Por eso, hay debates necesarios a medios plazo, y hay debates que necesitamos tener a corto plazo. Y nuestros parlamentos deben decidir y priorizar, y la ciudadanía debe participar cada vez más, no quizá condicionando la decisión sobre cada euro porque para ello votamos y elegimos, pero sí participando en decisiones de gran calado social y/o económico (Calgary no ha querido los JJOO de invierno). Y para ello tener información, y acertar. O no.

Lo anterior, no obsta evidentemente para empezar a aplicar medidas de mejora del acceso a la función pública. Para empezar por ejemplo, apliquemos el modelo de PERFIL DE CONTRATANTE a este ámbito, una plataforma al menos autonómica en la que consten TODOS los.procesos selectivos de las Administraciones públicas (y sus entes, “satélites”, etc) que permitan un cumplimiento racional y moderno de los principios constitucionales de acceso a la función pública.

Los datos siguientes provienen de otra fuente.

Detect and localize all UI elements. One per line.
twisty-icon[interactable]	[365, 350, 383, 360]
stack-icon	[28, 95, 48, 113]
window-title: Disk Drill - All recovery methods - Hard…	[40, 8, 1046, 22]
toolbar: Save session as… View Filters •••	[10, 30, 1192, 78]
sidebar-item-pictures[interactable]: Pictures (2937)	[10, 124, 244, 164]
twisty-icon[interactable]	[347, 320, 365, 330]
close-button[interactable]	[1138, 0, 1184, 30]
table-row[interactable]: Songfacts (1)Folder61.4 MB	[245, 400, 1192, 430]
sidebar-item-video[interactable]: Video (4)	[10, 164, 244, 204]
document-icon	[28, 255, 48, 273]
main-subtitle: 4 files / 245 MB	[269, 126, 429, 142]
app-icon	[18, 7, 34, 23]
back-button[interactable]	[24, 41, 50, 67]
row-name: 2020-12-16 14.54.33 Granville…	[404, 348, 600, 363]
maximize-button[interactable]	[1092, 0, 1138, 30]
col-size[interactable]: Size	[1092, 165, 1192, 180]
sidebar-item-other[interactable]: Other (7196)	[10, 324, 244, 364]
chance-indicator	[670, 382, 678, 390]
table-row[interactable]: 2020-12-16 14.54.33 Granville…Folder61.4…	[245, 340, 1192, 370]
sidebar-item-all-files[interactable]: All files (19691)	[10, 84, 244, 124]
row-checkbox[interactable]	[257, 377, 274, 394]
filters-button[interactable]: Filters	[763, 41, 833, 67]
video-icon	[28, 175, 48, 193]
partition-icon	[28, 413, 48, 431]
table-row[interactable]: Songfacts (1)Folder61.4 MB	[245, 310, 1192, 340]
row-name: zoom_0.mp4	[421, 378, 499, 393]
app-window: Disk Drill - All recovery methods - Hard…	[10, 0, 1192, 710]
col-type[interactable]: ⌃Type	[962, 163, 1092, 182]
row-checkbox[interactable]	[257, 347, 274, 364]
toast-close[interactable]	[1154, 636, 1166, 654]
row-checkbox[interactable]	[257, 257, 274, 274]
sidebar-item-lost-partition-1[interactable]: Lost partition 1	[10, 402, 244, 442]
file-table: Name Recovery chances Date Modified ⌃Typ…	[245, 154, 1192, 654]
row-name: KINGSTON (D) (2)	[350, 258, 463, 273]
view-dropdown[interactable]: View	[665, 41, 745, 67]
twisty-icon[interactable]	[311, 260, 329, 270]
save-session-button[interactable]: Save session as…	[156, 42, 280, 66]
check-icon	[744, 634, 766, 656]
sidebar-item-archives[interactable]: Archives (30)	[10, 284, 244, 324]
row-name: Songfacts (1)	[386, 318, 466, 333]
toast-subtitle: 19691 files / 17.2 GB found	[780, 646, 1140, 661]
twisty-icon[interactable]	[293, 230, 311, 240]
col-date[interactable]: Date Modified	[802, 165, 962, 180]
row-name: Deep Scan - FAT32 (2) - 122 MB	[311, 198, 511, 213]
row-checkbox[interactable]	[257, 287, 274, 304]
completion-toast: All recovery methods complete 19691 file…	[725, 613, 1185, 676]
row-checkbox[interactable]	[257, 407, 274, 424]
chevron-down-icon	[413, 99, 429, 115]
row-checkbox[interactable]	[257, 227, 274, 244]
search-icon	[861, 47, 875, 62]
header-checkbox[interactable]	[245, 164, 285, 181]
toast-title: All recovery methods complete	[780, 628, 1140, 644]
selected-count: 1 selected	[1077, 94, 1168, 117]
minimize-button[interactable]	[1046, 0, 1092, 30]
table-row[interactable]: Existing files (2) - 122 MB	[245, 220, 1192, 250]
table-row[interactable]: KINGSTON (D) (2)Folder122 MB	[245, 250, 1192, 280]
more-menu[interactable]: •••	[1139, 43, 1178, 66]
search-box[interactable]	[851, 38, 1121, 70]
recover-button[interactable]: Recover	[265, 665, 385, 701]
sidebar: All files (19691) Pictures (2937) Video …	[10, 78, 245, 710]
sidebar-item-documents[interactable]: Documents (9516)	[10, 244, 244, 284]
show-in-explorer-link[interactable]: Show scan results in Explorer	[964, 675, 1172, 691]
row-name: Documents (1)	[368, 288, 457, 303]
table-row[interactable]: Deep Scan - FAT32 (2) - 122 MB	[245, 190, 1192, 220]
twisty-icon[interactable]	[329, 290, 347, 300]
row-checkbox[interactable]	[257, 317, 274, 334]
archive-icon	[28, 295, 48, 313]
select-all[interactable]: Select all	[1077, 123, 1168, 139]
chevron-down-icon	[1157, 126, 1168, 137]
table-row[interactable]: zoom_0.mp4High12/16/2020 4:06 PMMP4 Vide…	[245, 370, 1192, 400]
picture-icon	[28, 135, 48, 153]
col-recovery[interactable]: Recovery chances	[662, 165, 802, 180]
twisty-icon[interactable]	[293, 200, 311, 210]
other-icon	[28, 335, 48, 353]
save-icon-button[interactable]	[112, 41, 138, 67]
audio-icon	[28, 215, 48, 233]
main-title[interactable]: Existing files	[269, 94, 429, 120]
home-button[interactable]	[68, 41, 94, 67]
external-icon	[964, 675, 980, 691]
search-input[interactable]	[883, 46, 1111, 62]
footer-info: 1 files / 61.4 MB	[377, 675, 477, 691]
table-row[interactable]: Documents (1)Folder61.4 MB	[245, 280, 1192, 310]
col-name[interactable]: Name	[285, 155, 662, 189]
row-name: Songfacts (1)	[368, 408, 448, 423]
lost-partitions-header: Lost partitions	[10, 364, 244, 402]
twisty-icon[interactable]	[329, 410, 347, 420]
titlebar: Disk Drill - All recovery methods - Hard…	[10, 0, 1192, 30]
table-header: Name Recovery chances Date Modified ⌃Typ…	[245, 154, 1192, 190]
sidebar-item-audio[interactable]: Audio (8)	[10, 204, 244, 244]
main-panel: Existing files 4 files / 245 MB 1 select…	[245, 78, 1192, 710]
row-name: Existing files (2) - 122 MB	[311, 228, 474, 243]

En línea con lo anterior, experiencias de la racionalización de procesos selectivos como los de la policía local en la Comunidad Autónoma de Galicia o cualquier otro de los muchos ejemplos análogos que se desarrollan en cada Administración pública todos los días (permitirán mejorar los procedimientos y su transparencia, para poder ver al fin como por ejemplo en los municipios no es necesario ser previamente vecino/a para ser funcionario/a (o analizar casos “de laboratorio” de empresas privadas adjudicatarias de servicios públicos que contratan a un porcentaje de los jugadores del equipo local de fútbol,…)

Quizá por último, sea interesante discutir por qué los principios de mérito y capacidad no parecen primar en ocasiones, aparentemente, en el acceso a funciones y cargos públicos que desarrolla el artículo 23.2 de la Constitución y proponer o estudiar también su modificación o interpretación.